China’s manufacturing activity expanded for a second straight month, according to a private survey, further signs of stabilization after Beijing released a stimulus package to boost the economy.
The Caixin manufacturing purchasing managers’ index rose to 51.5 last month, the highest since June, according to a note released by Caixin and S&P Global Monday. The expansion was much higher than the 50.6 forecast by economists and accelerated from 50.3 in October.
The findings showed that Chinese exports have continued to fuel an uneven recovery in the $18 trillion economy, even as US President-elect Donald Trump has threatened to impose tariffs that could reduce trade between the countries. Official measurements November activity showed a slight uptick in the manufacturing sector, and the gauge of construction and services unexpectedly retreated to the 50 mark that separates contraction from expansion.
“The front-loading may continue to support manufacturing activity for a couple of months until the tariffs are implemented, which could happen relatively quickly given the mechanism in place in the US,” said Michelle Lam, senior China economist at Societe Generale SA.
Customer stockpiles helped new orders in November rise at the fastest pace since February last year, with producer price inflation at a 13-month high, according to the Caixin survey. But employment continued to contract for a third straight month, indicating that the impact of the stimulus has yet to seep into the labor market.
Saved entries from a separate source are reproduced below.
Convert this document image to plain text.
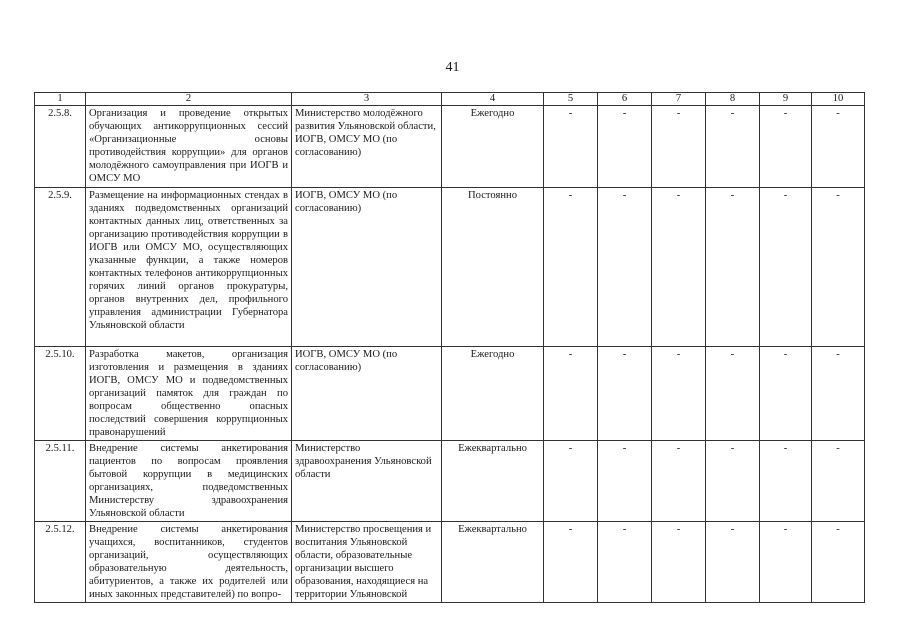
41
1	2	3	4	5	6	7	8	9	10
2.5.8.	Организация и проведение открытых обучающих антикоррупционных сессий «Организационные основы противодействия коррупции» для органов молодёжного самоуправления при ИОГВ и ОМСУ МО	Министерство молодёжного развития Ульяновской области, ИОГВ, ОМСУ МО (по согласованию)	Ежегодно	-	-	-	-	-	-
2.5.9.	Размещение на информационных стендах в зданиях подведомственных организаций контактных данных лиц, ответственных за организацию противодействия коррупции в ИОГВ или ОМСУ МО, осуществляющих указанные функции, а также номеров контактных телефонов антикоррупционных горячих линий органов прокуратуры, органов внутренних дел, профильного управления администрации Губернатора Ульяновской области	ИОГВ, ОМСУ МО (по согласованию)	Постоянно	-	-	-	-	-	-
2.5.10.	Разработка макетов, организация изготовления и размещения в зданиях ИОГВ, ОМСУ МО и подведомственных организаций памяток для граждан по вопросам общественно опасных последствий совершения коррупционных правонарушений	ИОГВ, ОМСУ МО (по согласованию)	Ежегодно	-	-	-	-	-	-
2.5.11.	Внедрение системы анкетирования пациентов по вопросам проявления бытовой коррупции в медицинских организациях, подведомственных Министерству здравоохранения Ульяновской области	Министерство здравоохранения Ульяновской области	Ежеквартально	-	-	-	-	-	-
2.5.12.	Внедрение системы анкетирования учащихся, воспитанников, студентов организаций, осуществляющих образовательную деятельность, абитуриентов, а также их родителей или иных законных представителей) по вопро-	Министерство просвещения и воспитания Ульяновской области, образовательные организации высшего образования, находящиеся на территории Ульяновской	Ежеквартально	-	-	-	-	-	-
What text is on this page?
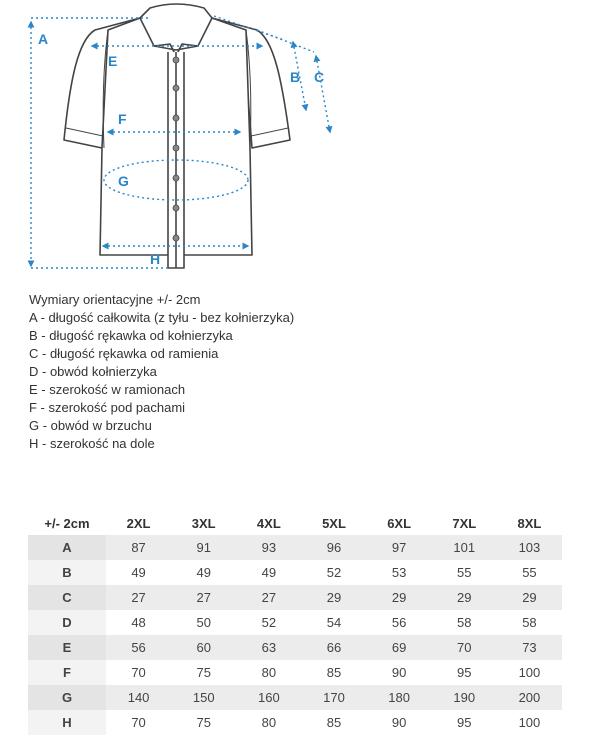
A
B C
E
F
G
H
Wymiary orientacyjne +/- 2cm
A - długość całkowita (z tyłu - bez kołnierzyka)
B - długość rękawka od kołnierzyka
C - długość rękawka od ramienia
D - obwód kołnierzyka
E - szerokość w ramionach
F - szerokość pod pachami
G - obwód w brzuchu
H - szerokość na dole
+/- 2cm	2XL	3XL	4XL	5XL	6XL	7XL	8XL
A	87	91	93	96	97	101	103
B	49	49	49	52	53	55	55
C	27	27	27	29	29	29	29
D	48	50	52	54	56	58	58
E	56	60	63	66	69	70	73
F	70	75	80	85	90	95	100
G	140	150	160	170	180	190	200
H	70	75	80	85	90	95	100
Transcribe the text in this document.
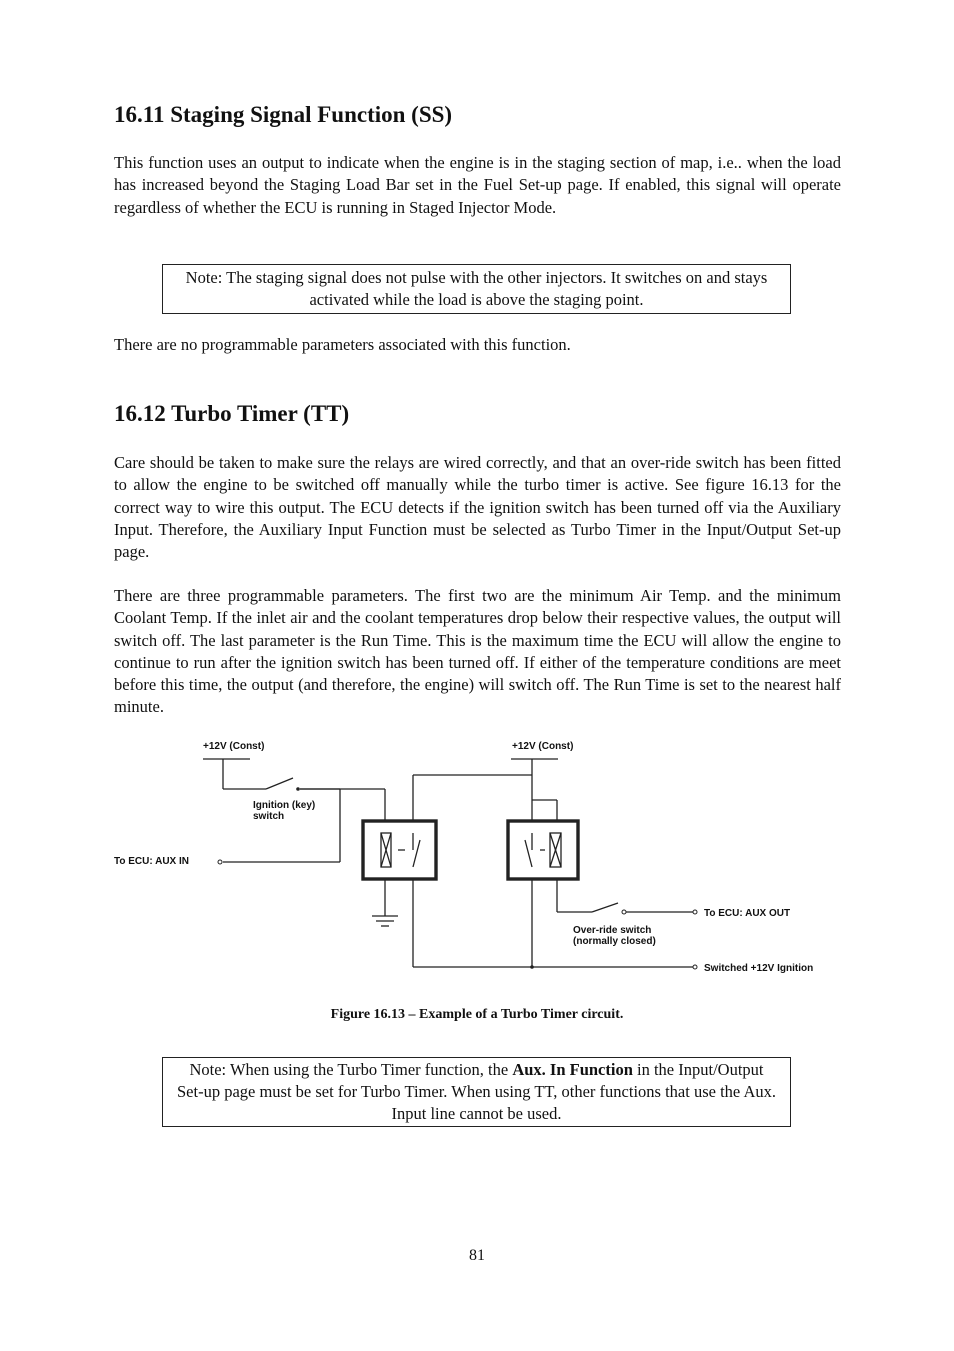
16.11 Staging Signal Function (SS)

This function uses an output to indicate when the engine is in the staging section of map, i.e.. when the load has increased beyond the Staging Load Bar set in the Fuel Set-up page. If enabled, this signal will operate regardless of whether the ECU is running in Staged Injector Mode.

Note: The staging signal does not pulse with the other injectors. It switches on and stays activated while the load is above the staging point.

There are no programmable parameters associated with this function.

16.12 Turbo Timer (TT)

Care should be taken to make sure the relays are wired correctly, and that an over-ride switch has been fitted to allow the engine to be switched off manually while the turbo timer is active. See figure 16.13 for the correct way to wire this output. The ECU detects if the ignition switch has been turned off via the Auxiliary Input. Therefore, the Auxiliary Input Function must be selected as Turbo Timer in the Input/Output Set-up page.

There are three programmable parameters. The first two are the minimum Air Temp. and the minimum Coolant Temp. If the inlet air and the coolant temperatures drop below their respective values, the output will switch off. The last parameter is the Run Time. This is the maximum time the ECU will allow the engine to continue to run after the ignition switch has been turned off. If either of the temperature conditions are meet before this time, the output (and therefore, the engine) will switch off. The Run Time is set to the nearest half minute.

+12V (Const)	+12V (Const)
Ignition (key)
switch
To ECU: AUX IN
To ECU: AUX OUT
Over-ride switch
(normally closed)
Switched +12V Ignition
Figure 16.13 – Example of a Turbo Timer circuit.
Note: When using the Turbo Timer function, the Aux. In Function in the Input/Output Set-up page must be set for Turbo Timer. When using TT, other functions that use the Aux. Input line cannot be used.
81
“Although the economic downturn appears to be bottoming out, it needs further consolidation,” Wang Zhe, senior economist at Caixin Insight Group, said in a note accompanying the release. “The structural and cyclical pressures facing the economy are expected to continue.”
PMI for Asia excluding China and Japan was little changed in October, while a measure of export orders improved the most since May, another sign of front-loading across the region ahead of Trump’s proposed tariffs.
In China, domestic demand has benefited from Beijing’s subsidies to buy appliances, cars and equipment. exchange programalthough economists say more policy support is needed to sustain growth.
“These plans only advance demand, while property transactions are unlikely to improve unless employment, income and inflation prospects improve,” said Kelvin Lam, China economist at Pantheon Macroeconomics.
Caixin’s results were stronger than those from an official survey last year, as exports remained strong. Both surveys cover different sample sizes, locations and business types, while the private survey focuses on small and export-oriented small businesses.
Export data released last month showed shipments in the first three quarters rose to the second-highest value on record, in a surge that put China on course for a record trade surplus. 1 billion dollars this year
In late September, China issued strong interest rate cuts and introduced measures to strengthen the housing market. That has led some analysts to raise their forecasts for China’s growth in 2024, bringing the average forecast for growth this year to 4.8 percent, according to Bloomberg estimates.